Small resistor in series can help for damping out the humming?
It can be tried.
It can be tried.
Hey MalVeaux
This is indeed an innovative solution for using a lot of other headphones with a speaker amp! As others have said, thanks for thinking of this!
On the Meridian Explorer thread, it was suggested that a 6 dB line-level attenuator could be used to solve one user's problem.
I just found a 12 dB version of that same product:
I'm not sure which approach would give the best results - attenuating at the amplifier's input vs. at the output, but it's something to consider.
Harrison makes 3-, 6-, and 12-dB versions that look like this.
Mike
So maybe I'm missing something...but I've got my setup (minus the pre amp) and the volume gets to about 11 on the emotiva..with my source usually around 90-95%.

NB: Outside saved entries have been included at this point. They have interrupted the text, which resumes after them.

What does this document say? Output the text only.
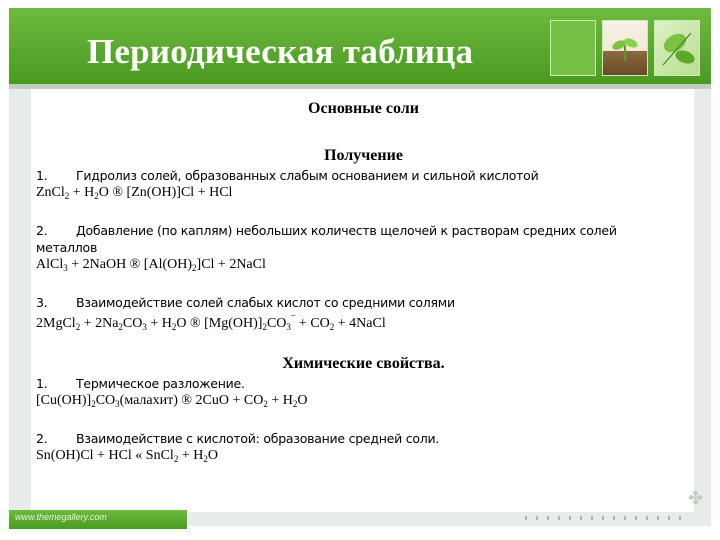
Периодическая таблица
www.themegallery.com
✤
Основные соли
Получение
1. Гидролиз солей, образованных слабым основанием и сильной кислотой
ZnCl$_2$ + $H_2O$ ® [Zn(OH)]Cl + HCl
2. Добавление (по каплям) небольших количеств щелочей к растворам средних солей
металлов
AlCl$_3$ + 2NaOH ® $[Al(OH)_2]Cl$ + 2NaCl
3. Взаимодействие солей слабых кислот со средними солями
2MgCl$_2$ + $2Na_2CO_3 + H_2O$ ® $[Mg(OH)]_2CO_3^¯ + CO_2$ + 4NaCl
Химические свойства.
1. Термическое разложение.
$[Cu(OH)]_2CO_3(малахит)$ ® $2CuO + CO_2 + H_2O$
2. Взаимодействие с кислотой: образование средней соли.
Sn(OH)Cl + HCl « SnCl$_2$ + $H_2O$
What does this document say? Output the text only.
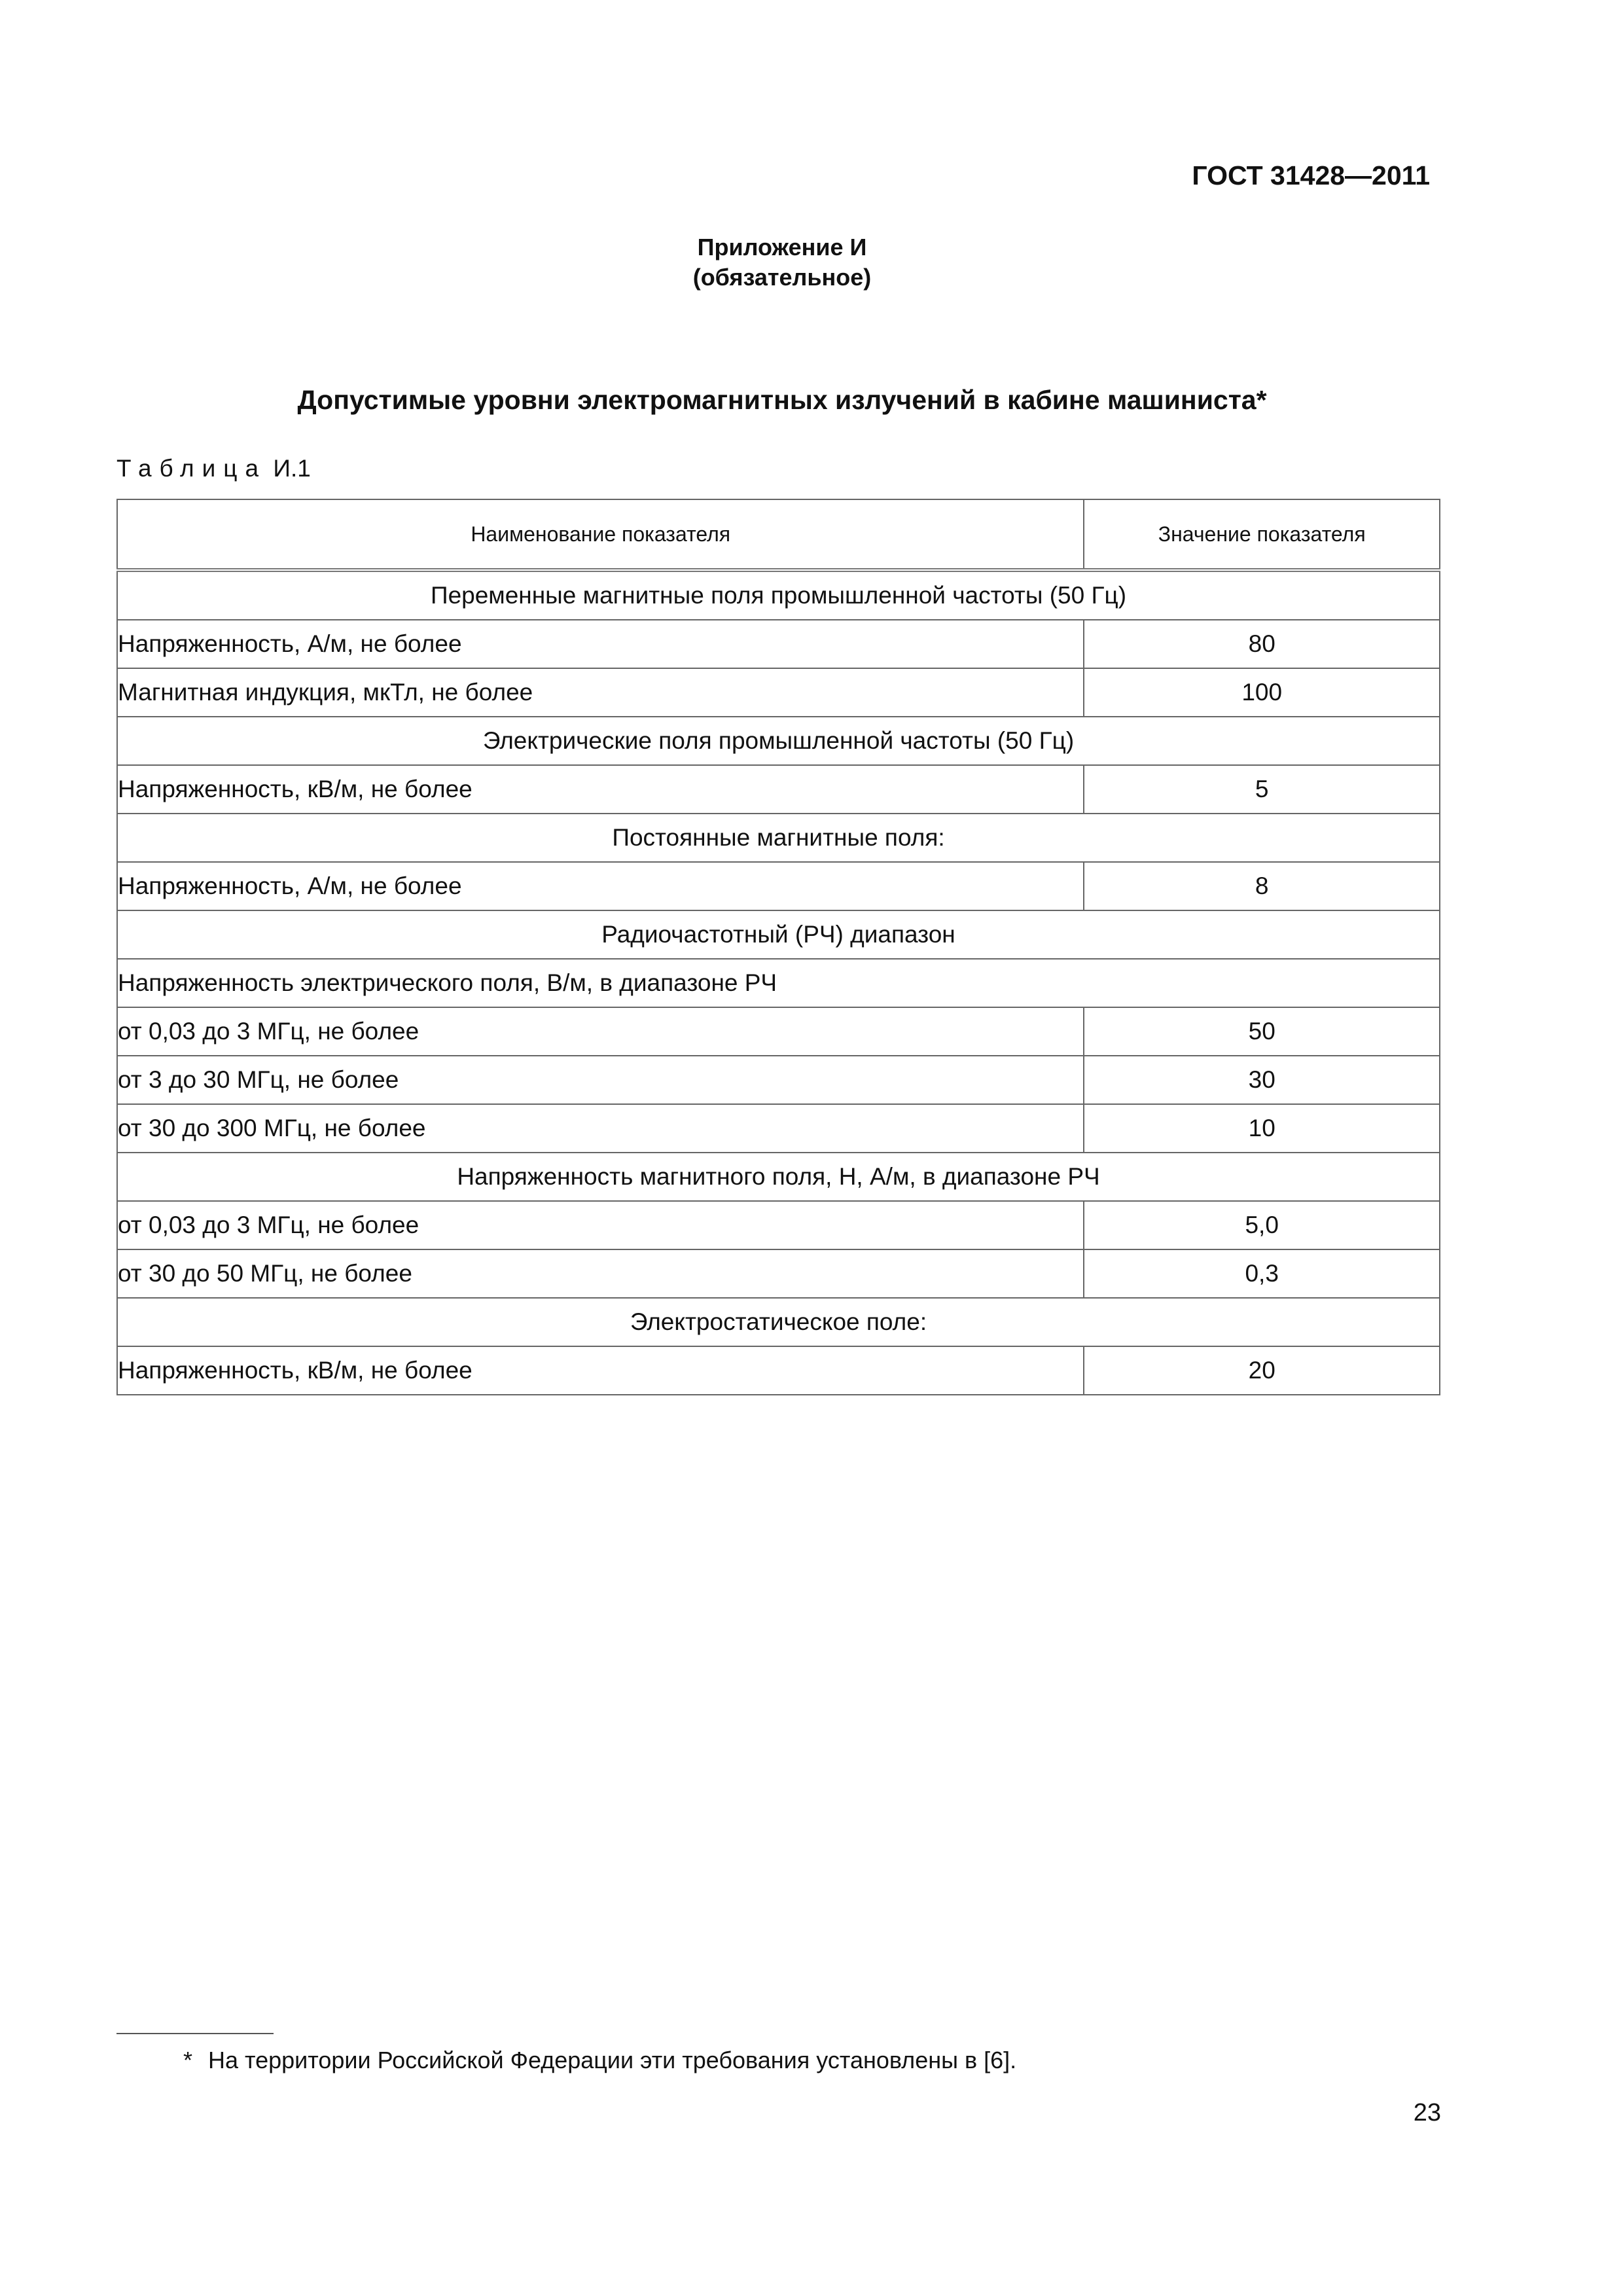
ГОСТ 31428—2011
Приложение И
(обязательное)
Допустимые уровни электромагнитных излучений в кабине машиниста*
Таблица И.1
Наименование показателя	Значение показателя
Переменные магнитные поля промышленной частоты (50 Гц)	
Напряженность, А/м, не более	80
Магнитная индукция, мкТл, не более	100
Электрические поля промышленной частоты (50 Гц)	
Напряженность, кВ/м, не более	5
Постоянные магнитные поля:	
Напряженность, А/м, не более	8
Радиочастотный (РЧ) диапазон	
Напряженность электрического поля, В/м, в диапазоне РЧ	
от 0,03 до 3 МГц, не более	50
от 3 до 30 МГц, не более	30
от 30 до 300 МГц, не более	10
Напряженность магнитного поля, Н, А/м, в диапазоне РЧ	
от 0,03 до 3 МГц, не более	5,0
от 30 до 50 МГц, не более	0,3
Электростатическое поле:	
Напряженность, кВ/м, не более	20
* На территории Российской Федерации эти требования установлены в [6].
23
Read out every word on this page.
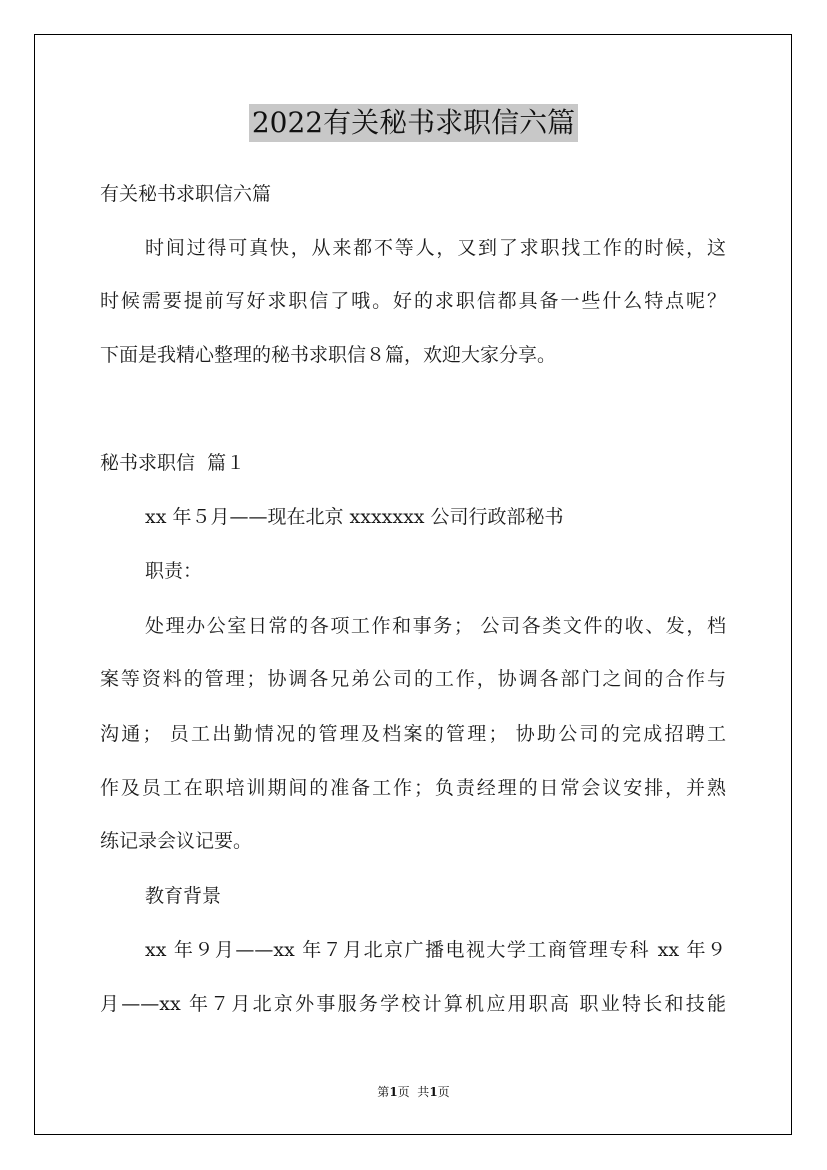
2022有关秘书求职信六篇
有关秘书求职信六篇
时间过得可真快，从来都不等人，又到了求职找工作的时候，这
时候需要提前写好求职信了哦。好的求职信都具备一些什么特点呢？
下面是我精心整理的秘书求职信８篇，欢迎大家分享。
秘书求职信  篇１
xx 年５月——现在北京 xxxxxxx 公司行政部秘书
职责：
处理办公室日常的各项工作和事务； 公司各类文件的收、发，档
案等资料的管理；协调各兄弟公司的工作，协调各部门之间的合作与
沟通； 员工出勤情况的管理及档案的管理； 协助公司的完成招聘工
作及员工在职培训期间的准备工作；负责经理的日常会议安排，并熟
练记录会议记要。
教育背景
xx 年９月——xx 年７月北京广播电视大学工商管理专科 xx 年９
月——xx 年７月北京外事服务学校计算机应用职高 职业特长和技能
第1页  共1页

IMO - your source should be at 100% What's missing?
IMO - your source should be at 100% What's missing?
just curious, but what is the reasoning behind having source at 100% as opposed to having it at around 25% and letting the amp pick up the slack ?
I think I might have figured out the hiss/hum problem that some people have been experiencing with HE-500. I think it's the cables that cause the hum.
So before with HE-500, I got a balanced cable and a XLR to banana plugs adapter. Both of these cables were silver and from Headphone Lounge. Absolutely dead.
Today I got my LCD-2's back and I'm using the stock balanced cables from Audeze to connect them to the previous adapter. With volume turned down all the way, I noticed some noise. At first when I used the LCD-2, I found the pure blackness of LCD-2 to have somewhat diminished. That's when I noticed the hum. With the music playing at around 9 o clock, I am not hearing the hum, and it sounds quite good. Although it's not as black as I am used to with something like the O2 or Emotiva with HE-500 (all silver cables).
So your saying if I want to completely eliminate my noise/hum I will need a pure silver banana plugs - XLR ?
what about a pure silver banana plugs - female TRS
hmm, alot of money to spend for something that might not even work
This is getting ridiculous. 2 years ago when I joined I was going to run my HD800's on the speaker taps of a mini EL84 tube amp I purchased for my Stax electrets at the time. I read from a lot of places including diyaudio that running it off speaker amp's can either 1. damage the headphones transducer due to overload, 2. blow the transformer on the amp due to the inefficiency link between the headphones itself and the integrated amp powering them, this can be fixed by using a dummy load adapter. It's true that certain speaker amp's can be designed to intake headphone outputs just by matching a resistor to balance the load but is it safe still? It's a fair enough point driving extremely hard to drive inefficient headphones such as the K1000, HE-6 or other beastly orthos, but even with 500ohm impedence adapter's for D5k's and SR-80's I think that is no where near the safe point of driving them without degrading some part of the amp or headphones as those load's are not even close to what the HE-6 and K1000's can take.
seriously?What makes you think a headphone amp and speaker amp are inherently different (serious mechanical stand point question)?
Legit questions, not trying to be rude here.